Animal Law

Thursday News Grab Bag!

I’m overdue for one of these!

Animal Law

Using Your Head with Plenty of Heart: My Path to Changing the World for Animals — “When it dawned on me that we could effectively change the world through the legal system, I decided to use my head, and enroll in law school. If I’d listened to my heart, I would have probably walked out of that contract law exam, but the idea of becoming an advocate for animals and being in a position to effect real change got me through it.” (I love this piece. As someone who discovered that her law education could be used to animal advocacy, and having to push myself to get through the process of law school and applying to practice law, I really appreciate her dedication and love reading about her accomplishments!)

Two Ag-Gag Laws Facing Federal Court Challenges — “Half of U.S. states have attempted to pass so-called ag-gag laws, but only seven have been successful. Among them are Idaho, where this year’s law says unauthorized recording is punishable by up to a year in jail and a $5,000 fine, and Utah, whose 2012 law makes it a crime to provide false information to gain access to a farm. Both states now face separate but similarly worded lawsuits that say the measures violate federal statutes offering whistleblower protections and free-speech guarantees.

What Our Laws Say About Dogs in Hot Cars — “Fifteen states have specific laws against leaving animals confined in vehicles […] [I]n the 35 remaining states, the anti-cruelty statutes often can be used to prosecute anyone who leaves an animal in a car to suffer or die”

Phoenix’s attempt to curb puppy mills challenged — “Puppies ‘N Love owners Frank and Vicki Mineo filed a federal lawsuit against the city in U.S. District Court in Arizona, saying Phoenix overstepped its authority and arguing that the new law would put them out of business. The owners say they don’t purchase from puppy mills but rely on regulated breeders. A federal judge granted an injunction to prohibit the city from enforcing the law on the Mineos’ Paradise Valley Mall store until the case is resolved.”

Food Production

Activism in China: Q&A with Brighter Green Associate Wanqing Zhou —  “The issues discussed in What’s For Dinner? are very relevant to China. Without the public becoming aware of them, nothing in the country can be changed. People in China are just starting to be exposed to information regarding meat consumption, pollution, climate change, and health. However, the information tends to be quite general, and there is not yet a local documentary film that illustrates the problems. I think it’s very important the Chinese people see reflections and reevaluations of animal agriculture that come from within the society, as shown in What’s For Dinner?.”

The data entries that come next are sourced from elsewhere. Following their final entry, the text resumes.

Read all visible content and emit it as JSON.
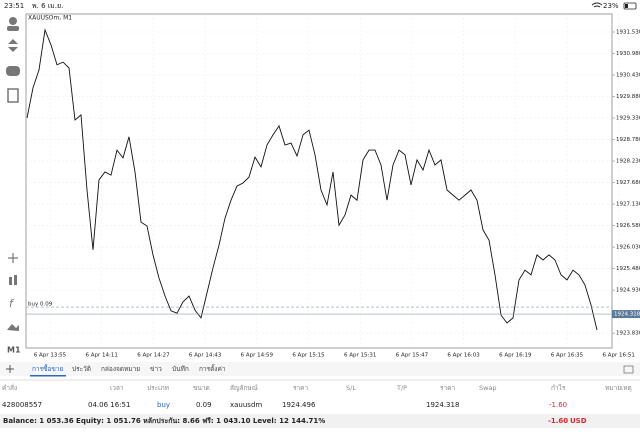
{
  "status_bar": {
    "time": "23:51",
    "date": "พ. 6 เม.ย.",
    "battery": "23%"
  },
  "toolbar": {
    "timeframe": "M1"
  },
  "chart": {
    "type": "line",
    "symbol": "XAUUSDm, M1",
    "color": "#111111",
    "ylim": [
      1923.45,
      1931.99
    ],
    "yticks": [
      {
        "value": 1931.53,
        "label": "1931.530"
      },
      {
        "value": 1930.98,
        "label": "1930.980"
      },
      {
        "value": 1930.43,
        "label": "1930.430"
      },
      {
        "value": 1929.88,
        "label": "1929.880"
      },
      {
        "value": 1929.33,
        "label": "1929.330"
      },
      {
        "value": 1928.78,
        "label": "1928.780"
      },
      {
        "value": 1928.23,
        "label": "1928.230"
      },
      {
        "value": 1927.68,
        "label": "1927.680"
      },
      {
        "value": 1927.13,
        "label": "1927.130"
      },
      {
        "value": 1926.58,
        "label": "1926.580"
      },
      {
        "value": 1926.03,
        "label": "1926.030"
      },
      {
        "value": 1925.48,
        "label": "1925.480"
      },
      {
        "value": 1924.93,
        "label": "1924.930"
      },
      {
        "value": 1923.83,
        "label": "1923.830"
      }
    ],
    "x_labels": [
      "6 Apr 13:55",
      "6 Apr 14:11",
      "6 Apr 14:27",
      "6 Apr 14:43",
      "6 Apr 14:59",
      "6 Apr 15:15",
      "6 Apr 15:31",
      "6 Apr 15:47",
      "6 Apr 16:03",
      "6 Apr 16:19",
      "6 Apr 16:35",
      "6 Apr 16:51"
    ],
    "prices": [
      1929.33,
      1930.1,
      1930.56,
      1931.58,
      1931.2,
      1930.69,
      1930.76,
      1930.61,
      1929.28,
      1929.41,
      1927.49,
      1925.96,
      1927.75,
      1927.95,
      1927.87,
      1928.51,
      1928.31,
      1928.85,
      1927.95,
      1926.67,
      1926.57,
      1925.83,
      1925.24,
      1924.78,
      1924.4,
      1924.34,
      1924.63,
      1924.78,
      1924.42,
      1924.22,
      1924.86,
      1925.5,
      1926.08,
      1926.77,
      1927.23,
      1927.59,
      1927.67,
      1927.82,
      1928.33,
      1928.08,
      1928.64,
      1928.9,
      1929.13,
      1928.64,
      1928.69,
      1928.36,
      1928.9,
      1929.02,
      1928.39,
      1927.49,
      1927.11,
      1927.95,
      1926.59,
      1926.85,
      1927.36,
      1927.23,
      1928.26,
      1928.51,
      1928.51,
      1928.13,
      1927.23,
      1928.13,
      1928.51,
      1928.39,
      1927.62,
      1928.26,
      1928.0,
      1928.51,
      1928.13,
      1928.26,
      1927.49,
      1927.36,
      1927.23,
      1927.36,
      1927.49,
      1927.23,
      1926.47,
      1926.21,
      1925.32,
      1924.29,
      1924.09,
      1924.22,
      1925.19,
      1925.44,
      1925.32,
      1925.83,
      1925.7,
      1925.83,
      1925.7,
      1925.32,
      1925.19,
      1925.44,
      1925.32,
      1925.06,
      1924.55,
      1923.91
    ],
    "order_line": {
      "label": "buy 0.09",
      "value": 1924.496
    },
    "bid": 1924.318
  },
  "tabs": [
    "การซื้อขาย",
    "ประวัติ",
    "กล่องจดหมาย",
    "ข่าว",
    "บันทึก",
    "การตั้งค่า"
  ],
  "table": {
    "headers": [
      "คำสั่ง",
      "เวลา",
      "ประเภท",
      "ขนาด",
      "สัญลักษณ์",
      "ราคา",
      "S/L",
      "T/P",
      "ราคา",
      "Swap",
      "กำไร",
      "หมายเหตุ"
    ],
    "rows": [
      {
        "order": "428008557",
        "time": "04.06 16:51",
        "type": "buy",
        "size": "0.09",
        "symbol": "xauusdm",
        "open_price": "1924.496",
        "price": "1924.318",
        "profit": "-1.60"
      }
    ]
  },
  "balance_bar": {
    "text": "Balance: 1 053.36 Equity: 1 051.76 หลักประกัน: 8.66 ฟรี: 1 043.10 Level: 12 144.71%",
    "profit": "-1.60",
    "currency": "USD"
  }
}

Price of Beef and Bacon Reach All Time High — “A decade ago, in June 2004, a pound of ground chuck cost $2.49, which means that the commodity has increased by 57 percent since then. Bacon has increased by 78.7 percent from the $3.42 it cost in June 2004 to the $6.11 it costs now.”


Per calorie, beef requires more than 100 times as much land as rice and potatoes — “In general, animal products, especially beef, are much more resource-intensive than plant products. Pasturing cows requires an enormous amount of land, while potatoes and rice provide a high yield per acre.”


Puppy Mill Shut Down in Jacksonville — “Florida Attorney General Pam Bondi has obtained a temporary injunction shutting down a dog-breeding business on Jacksonville’s Westside. Bondi alleges Brook Roque, 30, ran an unlicensed breeding operation and sold 700 English bulldogs through five different websites since 2007. Bondi contends Roque and four others failed to quarantine sick dogs imported from South America.”